The thing about having money isn’t just the ability to sign the Springers and the Bauers and the Realmutos to mega deals, but it’s also the ability to be able to extend a last chance to somebody for $5.2 million, hoping that the upside that has long been rumored comes true. And if it doesn’t? Well, it’s only money.
Steven Matz, he of the “five aces” that lives on in our hearts and imaginations (mostly imagination), was not thrown to the wolves as a non-tender candidate. He was given a one year deal for the aforementioned $5.2 million in hopes that his 2020 season was an abberation of a shortened season that was weird for everyone.
With the money that Stevie Wonder is threatening to throw around, Matz could be nothing more than depth. But with the starting pitching market a murky forest once you get past Trevor Bauer (and with my darkhorse Dan Straily returning to the Lotte Giants for the 2021 season), bringing back Matz becomes a “why the hell not” scenario. At the same time, one still hopes that Sandy will being back another pitcher to supplement Bauer so that Matz will be nothing more than a depth guy and that Seth Lugo can return to the role that suits him best: a creative bullpen role. But if the design is for Lugo to be a starter, then hopefully the Mets could bring somebody else in for depth that’s a little better than Ariel Jurado.

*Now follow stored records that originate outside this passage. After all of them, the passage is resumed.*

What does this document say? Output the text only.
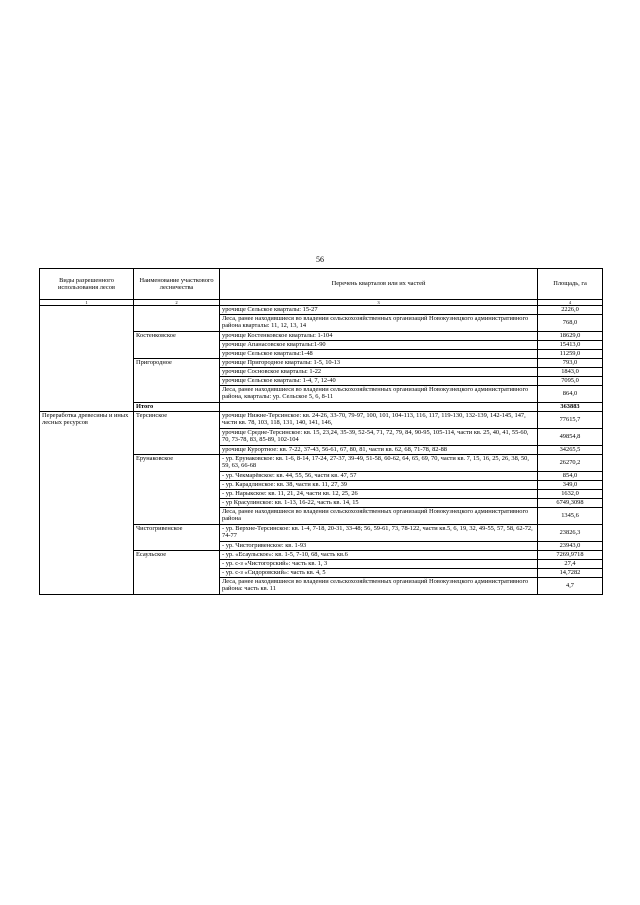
56
Виды разрешенного использования лесов	Наименование участкового лесничества	Перечень кварталов или их частей	Площадь, га
1	2	3	4
		урочище Сельское кварталы: 15-27	2226,0
		Леса, ранее находившиеся во владении сельскохозяйственных организаций Новокузнецкого административного района кварталы: 11, 12, 13, 14	768,0
	Костенковское	урочище Костенковское кварталы: 1-104	18629,0
		урочище Апанасовское кварталы:1-90	15413,0
		урочище Сельское кварталы:1-48	11259,0
	Пригородное	урочище Пригородное кварталы: 1-5, 10-13	793,0
		урочище Сосновское кварталы: 1-22	1843,0
		урочище Сельское кварталы: 1-4, 7, 12-40	7095,0
		Леса, ранее находившиеся во владении сельскохозяйственных организаций Новокузнецкого административного района, кварталы: ур. Сельское 5, 6, 8-11	864,0
	Итого		363883
Переработка древесины и иных лесных ресурсов	Терсинское	урочище Нижне-Терсинское: кв. 24-26, 33-70, 79-97, 100, 101, 104-113, 116, 117, 119-130, 132-139, 142-145, 147, части кв. 78, 103, 118, 131, 140, 141, 146,	77615,7
		урочище Средне-Терсинское: кв. 15, 23,24, 35-39, 52-54, 71, 72, 79, 84, 90-95, 105-114, части кв. 25, 40, 41, 55-60, 70, 73-78, 83, 85-89, 102-104	49854,8
		урочище Курортное: кв. 7-22, 37-43, 56-61, 67, 80, 81, части кв. 62, 68, 71-78, 82-88	34265,5
	Ерунаковское	- ур. Ерунаковское: кв. 1-6, 8-14, 17-24, 27-37, 39-49, 51-58, 60-62, 64, 65, 69, 70, части кв. 7, 15, 16, 25, 26, 38, 50, 59, 63, 66-68	26270,2
		- ур. Чекмарёвское: кв. 44, 55, 56, части кв. 47, 57	854,0
		- ур. Карадлинское: кв. 38, части кв. 11, 27, 39	349,0
		- ур. Нарыкское: кв. 11, 21, 24, части кв. 12, 25, 26	1632,0
		- ур Красулинское: кв. 1-13, 16-22, часть кв. 14, 15	6749,3098
		Леса, ранее находившиеся во владении сельскохозяйственных организаций Новокузнецкого административного района	1345,6
	Чистогривенское	- ур. Верхне-Терсинское: кв. 1-4, 7-18, 20-31, 33-48; 56, 59-61, 73, 78-122, части кв.5, 6, 19, 32, 49-55, 57, 58, 62-72, 74-77	23826,3
		- ур. Чистогривенское: кв. 1-93	23943,0
	Есаульское	- ур. «Есаульское»: кв. 1-5, 7-10, 68, часть кв.6	7269,9718
		- ур. с-з «Чистогорский»: часть кв. 1, 3	27,4
		- ур. с-з «Сидоровский»: часть кв. 4, 5	14,7282
		Леса, ранее находившиеся во владении сельскохозяйственных организаций Новокузнецкого административного района: часть кв. 11	4,7
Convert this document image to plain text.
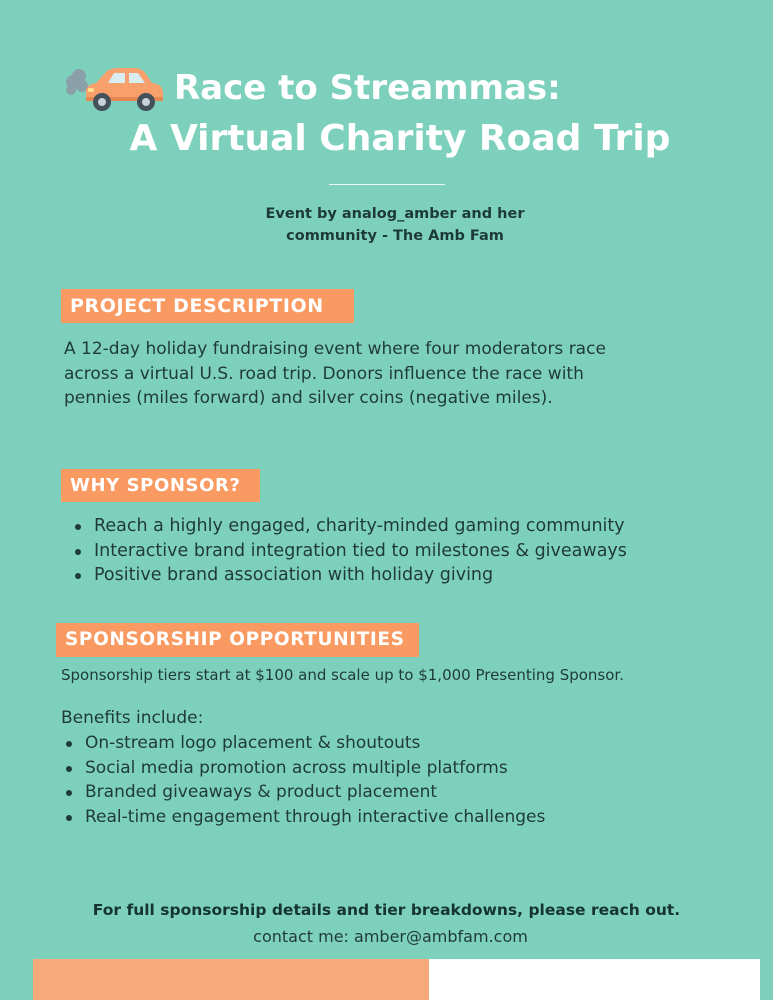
Race to Streammas:
A Virtual Charity Road Trip
Event by analog_amber and her
community - The Amb Fam
PROJECT DESCRIPTION
A 12-day holiday fundraising event where four moderators race across a virtual U.S. road trip. Donors influence the race with pennies (miles forward) and silver coins (negative miles).
WHY SPONSOR?
Reach a highly engaged, charity-minded gaming community
Interactive brand integration tied to milestones & giveaways
Positive brand association with holiday giving
SPONSORSHIP OPPORTUNITIES
Sponsorship tiers start at $100 and scale up to $1,000 Presenting Sponsor.
Benefits include:
On-stream logo placement & shoutouts
Social media promotion across multiple platforms
Branded giveaways & product placement
Real-time engagement through interactive challenges
For full sponsorship details and tier breakdowns, please reach out.
contact me: amber@ambfam.com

Speaking of Jurado, he was one of the non-tenders announced today as he takes the first train to free agency along with Paul Sewald (whose Mets legacy will be appearing in a sock commercial with Jerry Blevins), Nick Tropeano (who was here for about a month and a half and was notable because he was the cousin of a friend of a friend, and I’m not looking forward to telling said friend that Tropeano is gone without pitching a game for the Mets), and Chasen Shreve, who was a surprise exit seeing that he was one of the two or three best players on the 2020 Mets. But he didn’t have any options left, and I guess that was the tipping point. Robert Gsellman for example, does have options and he was tendered a contract.
As for Matz, this is most likely it. He either eliminates the noise and harnesses the talents that he has, or he’s finding a new address in 2022 (or 2023 if the players get locked out). It’s that simple. And thankfully, it’s only money.
Today’s Offseason Hate List
Because I couldn’t resist:
This might be the worst take of all time pic.twitter.com/eAZEK75rPg
— Baseball Quotes (@BaseballQuotes1) December 2, 2020
What Andrew probably meant to say is that general managers and heads of baseball operations don’t put teams together in hopes of winning the World Series that year, but rather put a good process together to win consistantly and to put them in a position for sustained success, over which time the championships will come. But of course, he comes off sounding like a complete buffoon, and deservedly so. I mean between his terrible take that men should shut up and not tweet their congratulations for the hiring of Kim Ng, his God awful take that it was necessary journalism to ask Walker Buehler about his tight pants trending on Twitter immediately after losing Game 1 of the NLDS, and his insistance that Noah Syndergaard was going to be traded during the Winter Meetings when every other writer national and local was tweeting otherwise, and you have a reporter that has rightly lost the benefit of the doubt on what he said vs. what he might have meant to say.